A principle advantage of the topographical plots is the ability to detect variations at low differential gene expression levels. Differential expression <2-fold is not considered significant, and data are not normally mined in this region, even though this range is often saturated with genes. Furthermore, despite an uncertainty in the response of individual genes, the collective density and spread within this 2-fold region may vary from treatment to treatment in a significant way. In other words, changes in the characteristic gene response spread within this area are a reliable indication of biological or technical variation, even though the differences may not be apparent elsewhere. Our analysis technique affords the opportunity to observe these variations, as shown in Figure 2, where the intense response of each plot is shifted and does not center about the diagonal.
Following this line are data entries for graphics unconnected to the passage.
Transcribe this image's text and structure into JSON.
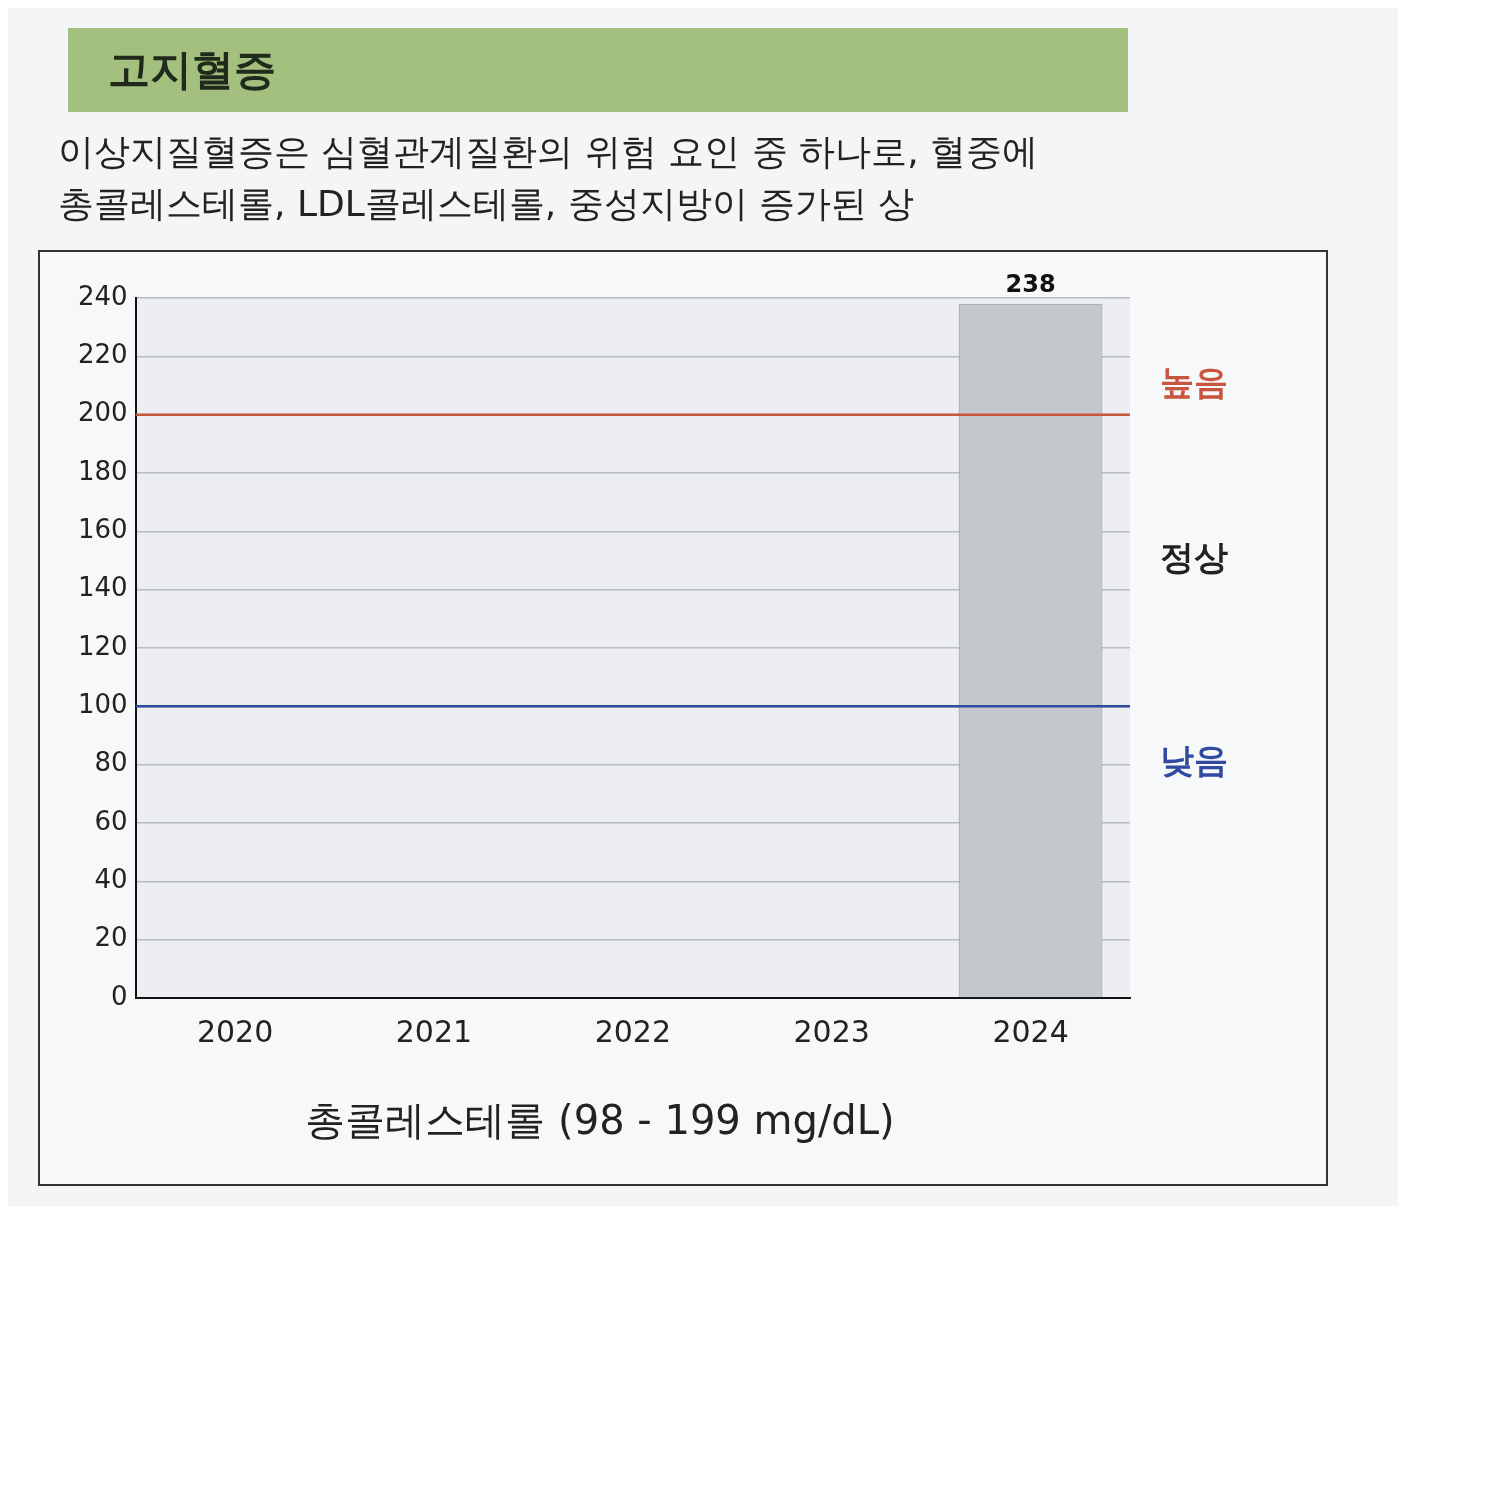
{
  "chart_data": {
    "type": "bar",
    "title": "총콜레스테롤 (98 - 199 mg/dL)",
    "annotations": [
      "고지혈증",
      "이상지질혈증은 심혈관계질환의 위험 요인 중 하나로, 혈중에 총콜레스테롤, LDL콜레스테롤, 중성지방이 증가된 상",
      "정상"
    ],
    "categories": [
      "2020",
      "2021",
      "2022",
      "2023",
      "2024"
    ],
    "values": [
      null,
      null,
      null,
      null,
      238
    ],
    "color": "#c4c8cd",
    "ylim": [
      0,
      240
    ],
    "yticks": [
      0,
      20,
      40,
      60,
      80,
      100,
      120,
      140,
      160,
      180,
      200,
      220,
      240
    ],
    "grid": "y",
    "data_labels": true,
    "ref_lines": [
      {
        "axis": "y",
        "value": 200,
        "label": "높음",
        "color": "#c8553d"
      },
      {
        "axis": "y",
        "value": 100,
        "label": "낮음",
        "color": "#2f4a9e"
      }
    ]
  }
}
Furthermore, the topographical plots have application in evaluating the fidelity of biological replications on a genome-wide scale. For example, in a plot comparing two biological replicates—if every effort was made to prepare identical tissues—the data would ideally be confined entirely to the diagonal. However, because the variance in some expression may be large in equivalent environments (7), the total data spread (χ2 for example) is not necessarily the best indicator of biological equivalent control samples. Alternatively, the area of the intense response region about the diagonal is a way to assess biological similarity and measures the ability to produce accurate biological replicates without considering outlying genes. In other words, the intense response area of topographical plots reflects sample similarity, even in the absence of notable changes outside the 2-fold region.
A final application of our technique relates to the question of gene chip reliability. Variance in microarray data are reduced when data from multiple chips are averaged and the resulting mean is considered. This averaging procedure can include elimination of specific genes if variance from chip to chip is considered inappropriately high or the values are otherwise indicative of error (8). Topographical plots of nonaveraged expression data potentially reveal either a compromise or an unusual positive response in an entire single array, and the bifurcation in Figure 2 may be an example of these possibilities that would not be as readily observable in averaged data. Furthermore, the intense off-diagonal response that is within the 2-fold up/down response region is also information that is not available in a 2-D plot.
This work was supported, in part, by the National Science Foundation (NSF) through DMR-0305371, NASA grant no. NNA04CC61, and by the University of Florida University Scholars Program. We acknowledge enlightening conversations with S.J. Hagen and M. Popp.
The authors declare no competing interests.